Equinox

USA - 1967 - Dennis Muren, Jack Woods
Interprètes : dward Connell, Barbara Hewitt, Frank Bonner, Robin Christopher, Jack Woods

Après avoir trouvé, lors d’un pique-nique, un livre aux pouvoirs mystérieux, quatre jeunes sont attaqués par des démons. Les deux garçons s’égarent dans une dimension parallèle, ce qui ne fait qu’aggraver les choses.
Filmé en 1967 par Dennis Muren avec quelques copains enthousiastes, tous fans de cinéma fantastique, THE EQUINOX… est fascinant à regarder, bien qu’il n’échappe pas à certains défauts. Les dialogues sont forcés, les faux raccords sont nom-breux et les quatre acteurs n’arrivent pas à cacher que THE EQUINOX… constitue leur premier film. Néanmoins, ceci peut également être dit à propos d’autres premiers films, même plus récents, comme THE EVIL DEAD et BAD TASTE. Tout comme ces films par contre, THE EQUINOX… est valorisé par l’énergie et l’enthousiasme de tous ceux qui ont participé à la production. Pour un film qui était certainement produit avec un budget minuscule, les effets spéciaux sont assez impressionnants et rappellent le grand maître Ray Harryhausen. Ceci n’est pas surprenant quand on sait que Dennis Muren, également le responsable des effets, travaillera après pour ILM. Il sera responsable, entre autres, des effets visuels du premier et troisième STAR WARS, de E.T., du deuxième INDIANA JONES, de TERMINATOR 2, de JURASSIC PARK et, plus récemment, de WAR OF THE WORLDS. L’un des très grands, donc.
L’histoire même de THE EQUINOX… est relativement vite racontée. Néanmoins, elle a certainement fait, dans sa version remontée, une assez grande impression sur un public jeune avide de films drive-in à l’époque. En effet, on ne serait sûrement pas surpris d’apprendre que THE EQUINOX… ait été une inspiration (non confirmée, par contre) pour un certain Sam Raimi, tant l’histoire de EVIL DEAD est similaire. De plus, la procession des morts dans THE EQUINOX… rappelle la marche des nains dans le PHANTASM (1979) d’un certain Don Coscarelli. Cependant, THE EQUINOX… n’est pas sans influence lui-même. Hormis Ray Harryhausen, certes l’inspiration la plus évidente, la séquence-titre au début n’est pas sans rappeler la fameuse séquence de la série télé THE TWILIGHT ZONE, certainement une source d’inspiration pour maints fans du genre fantastique d’ailleurs. Et puis le Livre des Morts figurant dans le film est assurément un hommage au Necronomicon de H.P. Lovecraft.

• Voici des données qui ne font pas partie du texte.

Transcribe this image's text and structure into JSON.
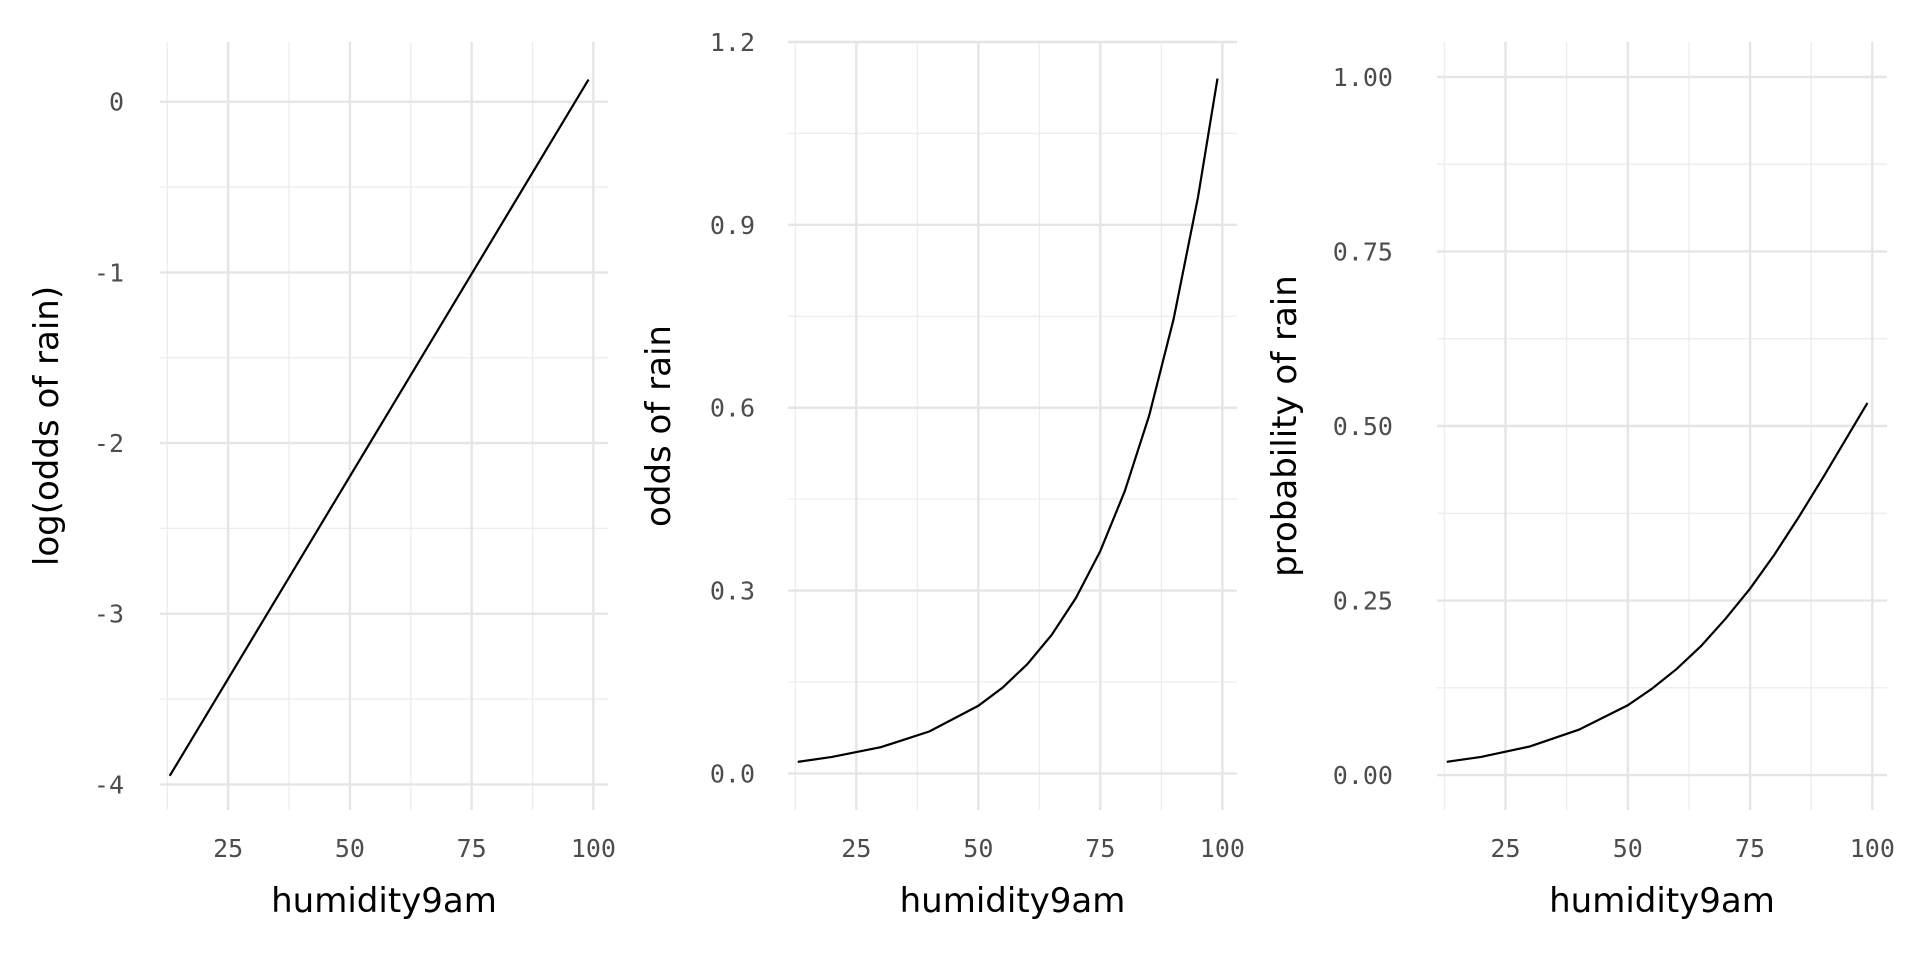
{
  "chart_data": [
    {
      "type": "line",
      "xlabel": "humidity9am",
      "ylabel": "log(odds of rain)",
      "xlim": [
        11,
        103
      ],
      "ylim": [
        -4.15,
        0.35
      ],
      "x_major_ticks": [
        25,
        50,
        75,
        100
      ],
      "x_minor_ticks": [
        12.5,
        37.5,
        62.5,
        87.5
      ],
      "y_major_ticks": [
        -4,
        -3,
        -2,
        -1,
        0
      ],
      "y_minor_ticks": [
        -3.5,
        -2.5,
        -1.5,
        -0.5
      ],
      "x_tick_labels": [
        "25",
        "50",
        "75",
        "100"
      ],
      "y_tick_labels": [
        "-4",
        "-3",
        "-2",
        "-1",
        "0"
      ],
      "grid": true,
      "series": [
        {
          "x": [
            13,
            99
          ],
          "y": [
            -3.95,
            0.13
          ]
        }
      ]
    },
    {
      "type": "line",
      "xlabel": "humidity9am",
      "ylabel": "odds of rain",
      "xlim": [
        11,
        103
      ],
      "ylim": [
        -0.06,
        1.2
      ],
      "x_major_ticks": [
        25,
        50,
        75,
        100
      ],
      "x_minor_ticks": [
        12.5,
        37.5,
        62.5,
        87.5
      ],
      "y_major_ticks": [
        0,
        0.3,
        0.6,
        0.9,
        1.2
      ],
      "y_minor_ticks": [
        0.15,
        0.45,
        0.75,
        1.05
      ],
      "x_tick_labels": [
        "25",
        "50",
        "75",
        "100"
      ],
      "y_tick_labels": [
        "0.0",
        "0.3",
        "0.6",
        "0.9",
        "1.2"
      ],
      "grid": true,
      "series": [
        {
          "x": [
            13,
            20,
            30,
            40,
            50,
            55,
            60,
            65,
            70,
            75,
            80,
            85,
            90,
            95,
            99
          ],
          "y": [
            0.019,
            0.027,
            0.043,
            0.069,
            0.111,
            0.141,
            0.179,
            0.227,
            0.288,
            0.365,
            0.463,
            0.587,
            0.745,
            0.945,
            1.14
          ]
        }
      ]
    },
    {
      "type": "line",
      "xlabel": "humidity9am",
      "ylabel": "probability of rain",
      "xlim": [
        11,
        103
      ],
      "ylim": [
        -0.05,
        1.05
      ],
      "x_major_ticks": [
        25,
        50,
        75,
        100
      ],
      "x_minor_ticks": [
        12.5,
        37.5,
        62.5,
        87.5
      ],
      "y_major_ticks": [
        0,
        0.25,
        0.5,
        0.75,
        1.0
      ],
      "y_minor_ticks": [
        0.125,
        0.375,
        0.625,
        0.875
      ],
      "x_tick_labels": [
        "25",
        "50",
        "75",
        "100"
      ],
      "y_tick_labels": [
        "0.00",
        "0.25",
        "0.50",
        "0.75",
        "1.00"
      ],
      "grid": true,
      "series": [
        {
          "x": [
            13,
            20,
            30,
            40,
            50,
            55,
            60,
            65,
            70,
            75,
            80,
            85,
            90,
            95,
            99
          ],
          "y": [
            0.019,
            0.026,
            0.041,
            0.065,
            0.1,
            0.124,
            0.152,
            0.185,
            0.224,
            0.267,
            0.316,
            0.37,
            0.427,
            0.486,
            0.533
          ]
        }
      ]
    }
  ]
}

C’est une évidence avec un produit amateur filmé pour environ 6 500 $, THE EQUINOX… n’est sûrement pas parfait. On voit bien que le réalisateur Dennis Muren avait déjà à l’époque du talent, mais il faut attendre 1970 pour que Jack Woods s’approprie le film et le remonte avec de nouvelles scènes et de nouveaux dialogues moins figés. Il ajoute des scènes avec lui-même dans le rôle du diable, déguisé en gardien de parc. Il raccourcit certaines prises, parfait les raccords de vues. Certainement plus facile à regarder, EQUINOX version 1970 a gardé la majorité des effets spéciaux, de toute façon l’un des aspects les plus fascinants du film.
L’autre intérêt est certes de juxtaposer les deux versions pour se rendre compte combien certains changements dans le montage et la synchronisation peuvent améliorer un film. Néanmoins, même si la version de 1970 s’avère être le meilleur film, ni THE EQUINOX… A JOURNEY INTO THE SUPERNATURAL, ni EQUINOX ne sont des films parfaits. Bien que constituant des documents fascinants et étant des témoins de la naissance d’un des grands maîtres des effets spéciaux, tous deux restent des produits de leur temps.
Si, malgré leur amateurisme, certaines images retiennent encore aujourd’hui une force indéniable (celle du héros confronté à la figure noire géante par exemple affiche une qualité semblable à celle d’un tableau de Frazetta), un amateur du genre peut sans difficulté se confronter à cette œuvre et trouver un plaisir à déterrer les allusions et inspirations en même temps antérieures et postérieures. Un œuvre à recommander, donc.